Waiting for the U.N.
The Obama administration embraces international paralysis.
Apr 30, 2012, Vol. 17, No. 31 • By JOHN YOO
Though it poses a more difficult military problem, Iran presents the more direct legal case. Iran continues to defy U.N. Security Council resolutions demanding that it halt any work on nuclear weapons and ballistic missiles. It seems beyond doubt that Iran is pursuing nuclear weapons under cover of a peaceful civilian energy program in violation of the Nuclear Non-Proliferation Treaty. Tehran supports terror groups throughout the Middle East and it sells weapons and knowledge to other rogue states, such as North Korea and Syria. It has served as a base for insurgents who killed American soldiers in Iraq, Lebanon, and Saudi Arabia, and has plotted to kill a foreign ambassador on U.S. soil. Like the regimes in Syria and Libya, the mullahs in Iran feel little reluctance to oppress their people to stay in power.
Fostering regime change in Iran would promote American interests and enhance global welfare. Iran seeks to export its fundamentalist revolution throughout the region. It stokes the Israel-Palestinian conflict. Its president promises to destroy Israel. It interferes with Iraq’s young democracy. It has threatened to close off the Strait of Hormuz, through which 40 percent of the world’s oil exports travels. It has attacked shipping in the Persian Gulf. A nuclear Iran could give the mullahs regional military superiority and immunity from American conventional attack, which would allow it to expand its support of terrorism and efforts to destabilize its neighbors.
But Republicans should draw a broader contrast with Obama’s foreign policy than just Syria and Iran. They should reject the idea that the United States’s right to protect its security, advance its interests, and foster international stability must pass a “global test” (as John Kerry put it in the 2004 elections). While the U.N. can certainly play a helpful role, it has not become the mechanism for collective security that President Franklin Roosevelt hoped for at the end of World War II. It has become an obstacle, rather than a handmaid, to international peace.
The U.N. Charter guarantees the “territorial integrity” and “political independence” of every nation. It doesn’t matter whether the member is a market democracy or a brutal dictatorship. Article 2(4) and 51 of the charter prohibits the use of force except in self-defense, which international officials and legal scholars generally believe prohibits war except when an attack has occurred or is imminent. The only solution to looming, but not immediate, threats to national security or global stability is to turn to the Security Council for help. Security Council approval, however, has produced mostly feebleness. The charter gives the United States, Great Britain, France, Russia, and China a veto over any Security Council decision. China and Russia oppose interference in what they consider “internal” affairs, such as the repression of political and economic freedoms by authoritarian regimes. They can usually be counted on to protect other nondemocratic regimes, as they did in Iraq in 2003 and have done so far in Syria.

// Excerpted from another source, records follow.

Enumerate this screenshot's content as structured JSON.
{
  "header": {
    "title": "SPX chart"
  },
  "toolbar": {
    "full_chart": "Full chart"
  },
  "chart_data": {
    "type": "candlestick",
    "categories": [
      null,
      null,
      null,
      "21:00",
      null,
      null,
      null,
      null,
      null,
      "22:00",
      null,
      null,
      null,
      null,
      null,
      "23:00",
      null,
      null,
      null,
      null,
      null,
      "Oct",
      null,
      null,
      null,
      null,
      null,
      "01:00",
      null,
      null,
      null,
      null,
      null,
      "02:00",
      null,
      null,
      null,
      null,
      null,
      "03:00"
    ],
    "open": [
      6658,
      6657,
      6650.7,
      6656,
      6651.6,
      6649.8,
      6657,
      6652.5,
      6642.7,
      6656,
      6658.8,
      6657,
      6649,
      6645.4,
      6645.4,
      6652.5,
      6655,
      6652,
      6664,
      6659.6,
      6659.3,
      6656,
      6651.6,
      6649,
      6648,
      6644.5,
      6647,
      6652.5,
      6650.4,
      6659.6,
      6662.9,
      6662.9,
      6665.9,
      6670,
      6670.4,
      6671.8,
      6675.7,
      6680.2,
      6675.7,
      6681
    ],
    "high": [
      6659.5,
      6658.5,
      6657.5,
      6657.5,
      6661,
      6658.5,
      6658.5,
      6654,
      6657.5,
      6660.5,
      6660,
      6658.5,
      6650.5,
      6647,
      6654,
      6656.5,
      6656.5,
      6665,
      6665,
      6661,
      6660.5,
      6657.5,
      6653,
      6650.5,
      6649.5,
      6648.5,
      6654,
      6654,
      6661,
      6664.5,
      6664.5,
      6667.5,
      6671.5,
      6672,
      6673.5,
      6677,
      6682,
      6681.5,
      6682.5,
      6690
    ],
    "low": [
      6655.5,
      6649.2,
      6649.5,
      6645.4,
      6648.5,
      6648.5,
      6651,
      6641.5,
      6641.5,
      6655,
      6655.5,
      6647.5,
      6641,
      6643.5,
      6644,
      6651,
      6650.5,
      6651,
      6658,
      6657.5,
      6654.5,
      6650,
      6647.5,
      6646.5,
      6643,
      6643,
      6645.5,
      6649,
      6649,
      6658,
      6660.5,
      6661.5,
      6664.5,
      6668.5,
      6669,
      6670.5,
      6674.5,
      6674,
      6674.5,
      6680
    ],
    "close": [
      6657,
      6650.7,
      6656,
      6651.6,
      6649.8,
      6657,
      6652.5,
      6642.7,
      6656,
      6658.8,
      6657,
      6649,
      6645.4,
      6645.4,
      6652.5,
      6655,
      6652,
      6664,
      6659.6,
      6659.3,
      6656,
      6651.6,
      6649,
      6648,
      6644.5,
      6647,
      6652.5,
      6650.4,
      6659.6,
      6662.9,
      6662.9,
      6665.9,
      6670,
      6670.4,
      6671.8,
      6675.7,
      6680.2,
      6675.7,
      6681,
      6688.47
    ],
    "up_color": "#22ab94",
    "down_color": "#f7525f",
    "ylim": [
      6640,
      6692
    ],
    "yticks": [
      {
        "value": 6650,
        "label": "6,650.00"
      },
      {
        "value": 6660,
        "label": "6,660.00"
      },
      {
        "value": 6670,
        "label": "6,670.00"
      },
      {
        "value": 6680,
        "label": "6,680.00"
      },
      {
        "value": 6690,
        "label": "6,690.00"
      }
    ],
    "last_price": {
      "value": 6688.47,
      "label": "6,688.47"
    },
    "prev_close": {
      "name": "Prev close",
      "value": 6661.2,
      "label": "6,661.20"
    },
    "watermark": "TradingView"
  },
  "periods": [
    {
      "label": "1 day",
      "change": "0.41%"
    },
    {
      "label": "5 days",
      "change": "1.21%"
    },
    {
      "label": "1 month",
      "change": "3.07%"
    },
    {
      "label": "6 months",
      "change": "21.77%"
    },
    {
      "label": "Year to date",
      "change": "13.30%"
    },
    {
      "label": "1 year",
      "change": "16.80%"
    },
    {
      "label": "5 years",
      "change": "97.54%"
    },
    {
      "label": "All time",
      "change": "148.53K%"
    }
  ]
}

Making the case for unilateral U.S. military action would only return us to the state of affairs that prevailed during the Cold War, when the Soviet Union prevented the United Nations from combating threats to global welfare. The United States waged war with the U.N.’s blessing in Korea (thanks to a Soviet boycott of the vote), the 1991 Gulf war, Somalia, and Haiti, but it would have acted without it. The United States acted on its own during the Cuban Missile Crisis, the Vietnam war, the 1980s interventions in Central America, Grenada, Libya, and Panama, covert operations in Afghanistan and other places during the Cold War, and Kosovo in the 1990s.
In these places, the United States did not just advance its own interests, it also benefited global welfare by containing the spread of communism and ending human rights catastrophes. By contrast, the U.N. offers the empty promise that it can police the world if nations give up their right to go to war. But the U.N. possesses no armed forces, has a crippled decision-making system, and lacks political legitimacy. As a defender of the status quo, the U.N. tries to prohibit efforts by the United States and its allies to spread democracy and capitalism and to stop nations from oppressing their own people. The U.N. has become obsolete: It was designed to stop the massive interstate conflicts of World Wars I and II, but the number of conflicts of this kind has dropped to some of the lowest levels since the Peace of Westphalia in 1648. Its bias for the status quo impedes solutions to the primary security threats of the 21st century: rogue nations, international terrorist groups, humanitarian disasters, and WMD proliferation.